I spent the entirety of the 15th in town activities, beginning with marching with the sad-faced gymnastics girls. The parade ended at the town center where people just milled around for a while and countless students asked to have their picture taken with me (most of them I didn't know). I really am a celebrity in this town. Then I handed out snacks to all the Institute's parade participants. In the afternoon I went to the soccer tournament (because no Guatemalan Feria is complete without soccer) and then walk around the food stands with one of the teachers from the school and her son. That night I went to the town bailada for my last dance.

My Town

Despite the many awkward moments, the awful impromptu speeches, watching the 10th queen sway down that long long platform, the fuss I caused by dancing, and almost every night going to bed to thumping loud live music since I live right across from the event hall, I loved the Feria. There was something so heartening about being at these events with this town that is beginning to feel like my home, about looking around the crowd and seeing faces of the ayudantes (assistants) from the camionetas (buses), seeing the lady I buy my vegetables from every market day, seeing the shop owners and my students and the little kids that ask me how to say things in English every day, all mingled together and recognizing this community that is becoming my own. And I have my place in it. I'm their gringa, their one and only.

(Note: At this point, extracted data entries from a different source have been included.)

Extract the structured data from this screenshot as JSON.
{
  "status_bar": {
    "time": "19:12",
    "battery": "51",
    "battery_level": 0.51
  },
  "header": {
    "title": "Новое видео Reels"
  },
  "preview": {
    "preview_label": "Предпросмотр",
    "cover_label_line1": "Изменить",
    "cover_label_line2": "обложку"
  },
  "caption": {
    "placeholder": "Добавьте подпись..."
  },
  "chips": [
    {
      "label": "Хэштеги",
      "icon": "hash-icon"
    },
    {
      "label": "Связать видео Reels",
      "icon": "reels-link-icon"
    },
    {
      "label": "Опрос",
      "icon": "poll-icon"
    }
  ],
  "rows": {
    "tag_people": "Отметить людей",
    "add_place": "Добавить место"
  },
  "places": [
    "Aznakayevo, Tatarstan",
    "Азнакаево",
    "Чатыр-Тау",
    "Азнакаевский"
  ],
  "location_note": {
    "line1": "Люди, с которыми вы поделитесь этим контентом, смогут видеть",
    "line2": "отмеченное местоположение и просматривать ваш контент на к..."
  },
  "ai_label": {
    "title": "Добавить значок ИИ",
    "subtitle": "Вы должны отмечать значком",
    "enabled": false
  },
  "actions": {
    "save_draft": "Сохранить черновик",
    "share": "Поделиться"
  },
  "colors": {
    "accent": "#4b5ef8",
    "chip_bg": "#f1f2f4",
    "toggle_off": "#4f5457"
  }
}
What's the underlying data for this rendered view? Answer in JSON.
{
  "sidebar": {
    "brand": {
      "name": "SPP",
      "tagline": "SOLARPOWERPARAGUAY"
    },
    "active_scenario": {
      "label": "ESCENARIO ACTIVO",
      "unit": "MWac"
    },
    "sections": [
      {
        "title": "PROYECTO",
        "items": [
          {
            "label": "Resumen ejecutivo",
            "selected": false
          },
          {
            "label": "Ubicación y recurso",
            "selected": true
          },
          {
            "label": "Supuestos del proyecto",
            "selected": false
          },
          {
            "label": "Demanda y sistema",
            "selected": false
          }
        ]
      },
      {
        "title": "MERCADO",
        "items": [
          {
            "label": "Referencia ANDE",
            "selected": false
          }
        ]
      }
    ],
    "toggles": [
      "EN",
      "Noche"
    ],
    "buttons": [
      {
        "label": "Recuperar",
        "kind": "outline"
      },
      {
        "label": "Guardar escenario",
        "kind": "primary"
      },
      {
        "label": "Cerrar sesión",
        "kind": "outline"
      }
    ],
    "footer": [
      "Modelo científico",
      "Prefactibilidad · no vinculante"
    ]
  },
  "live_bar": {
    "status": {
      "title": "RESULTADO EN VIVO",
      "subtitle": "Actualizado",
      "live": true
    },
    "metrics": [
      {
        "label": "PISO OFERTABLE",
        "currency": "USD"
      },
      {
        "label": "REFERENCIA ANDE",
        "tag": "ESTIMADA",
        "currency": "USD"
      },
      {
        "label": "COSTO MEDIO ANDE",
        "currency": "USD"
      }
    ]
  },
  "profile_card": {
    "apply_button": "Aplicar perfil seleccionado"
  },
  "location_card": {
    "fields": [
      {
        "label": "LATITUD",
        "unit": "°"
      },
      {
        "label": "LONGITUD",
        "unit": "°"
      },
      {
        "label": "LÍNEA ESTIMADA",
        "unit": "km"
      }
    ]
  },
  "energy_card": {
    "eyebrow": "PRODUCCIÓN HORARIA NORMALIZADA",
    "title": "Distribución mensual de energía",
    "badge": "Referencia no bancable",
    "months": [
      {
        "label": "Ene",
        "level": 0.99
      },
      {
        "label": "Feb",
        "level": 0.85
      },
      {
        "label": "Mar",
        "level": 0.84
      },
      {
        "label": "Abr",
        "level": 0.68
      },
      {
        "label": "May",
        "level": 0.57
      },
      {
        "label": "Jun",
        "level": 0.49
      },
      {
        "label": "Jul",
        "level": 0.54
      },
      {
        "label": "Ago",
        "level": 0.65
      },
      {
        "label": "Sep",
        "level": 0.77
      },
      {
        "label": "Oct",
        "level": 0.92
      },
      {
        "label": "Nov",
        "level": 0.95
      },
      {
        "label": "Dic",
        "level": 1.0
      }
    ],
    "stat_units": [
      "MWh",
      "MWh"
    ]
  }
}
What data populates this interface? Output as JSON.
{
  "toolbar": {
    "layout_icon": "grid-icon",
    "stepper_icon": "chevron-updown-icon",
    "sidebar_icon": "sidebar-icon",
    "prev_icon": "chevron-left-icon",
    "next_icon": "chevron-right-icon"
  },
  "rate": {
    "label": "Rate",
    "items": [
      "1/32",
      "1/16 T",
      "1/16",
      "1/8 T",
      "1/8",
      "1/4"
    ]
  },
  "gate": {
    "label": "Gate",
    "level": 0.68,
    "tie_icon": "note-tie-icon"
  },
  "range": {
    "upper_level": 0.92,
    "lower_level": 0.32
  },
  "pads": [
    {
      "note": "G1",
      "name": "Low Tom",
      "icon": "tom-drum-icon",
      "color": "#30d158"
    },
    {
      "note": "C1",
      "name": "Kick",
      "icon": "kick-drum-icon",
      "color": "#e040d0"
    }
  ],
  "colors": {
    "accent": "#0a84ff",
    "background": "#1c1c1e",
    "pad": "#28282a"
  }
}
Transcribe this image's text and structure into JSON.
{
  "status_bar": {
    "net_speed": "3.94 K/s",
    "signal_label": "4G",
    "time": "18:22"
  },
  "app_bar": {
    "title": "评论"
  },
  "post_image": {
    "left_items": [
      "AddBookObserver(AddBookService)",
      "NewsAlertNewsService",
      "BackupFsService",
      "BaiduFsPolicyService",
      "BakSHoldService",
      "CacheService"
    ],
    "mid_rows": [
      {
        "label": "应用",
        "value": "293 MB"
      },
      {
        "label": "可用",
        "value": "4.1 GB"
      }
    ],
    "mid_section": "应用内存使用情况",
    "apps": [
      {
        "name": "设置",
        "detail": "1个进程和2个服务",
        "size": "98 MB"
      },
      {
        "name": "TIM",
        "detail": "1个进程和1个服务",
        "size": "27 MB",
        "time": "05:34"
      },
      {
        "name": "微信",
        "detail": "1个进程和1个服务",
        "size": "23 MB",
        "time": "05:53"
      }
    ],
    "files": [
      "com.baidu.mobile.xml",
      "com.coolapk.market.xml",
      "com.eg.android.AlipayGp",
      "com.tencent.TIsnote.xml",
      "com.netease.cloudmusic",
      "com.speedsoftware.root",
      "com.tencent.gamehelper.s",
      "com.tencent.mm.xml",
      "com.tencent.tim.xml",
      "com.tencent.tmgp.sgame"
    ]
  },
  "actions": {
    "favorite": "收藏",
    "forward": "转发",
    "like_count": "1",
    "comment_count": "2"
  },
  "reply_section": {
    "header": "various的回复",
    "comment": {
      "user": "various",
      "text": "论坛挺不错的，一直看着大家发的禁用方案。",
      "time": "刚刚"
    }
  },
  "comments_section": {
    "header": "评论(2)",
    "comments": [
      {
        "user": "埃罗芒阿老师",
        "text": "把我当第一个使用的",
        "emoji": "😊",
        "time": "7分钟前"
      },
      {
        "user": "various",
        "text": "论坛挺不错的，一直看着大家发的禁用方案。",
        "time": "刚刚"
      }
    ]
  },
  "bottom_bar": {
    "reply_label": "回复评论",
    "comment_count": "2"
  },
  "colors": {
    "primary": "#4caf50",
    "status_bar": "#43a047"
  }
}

One night, after returning from a bailada, I went up on my rooftop and looked down at the straggling people strolling around the lit-up food stands, talking and laughing; listened to the thumping upbeat Latino music coming from the hall and saw glimpses of the dancers through the elementary school windows; looked down at my town, under the dark shapes of the mountains and the distant stars, and felt like I was happy to call it home.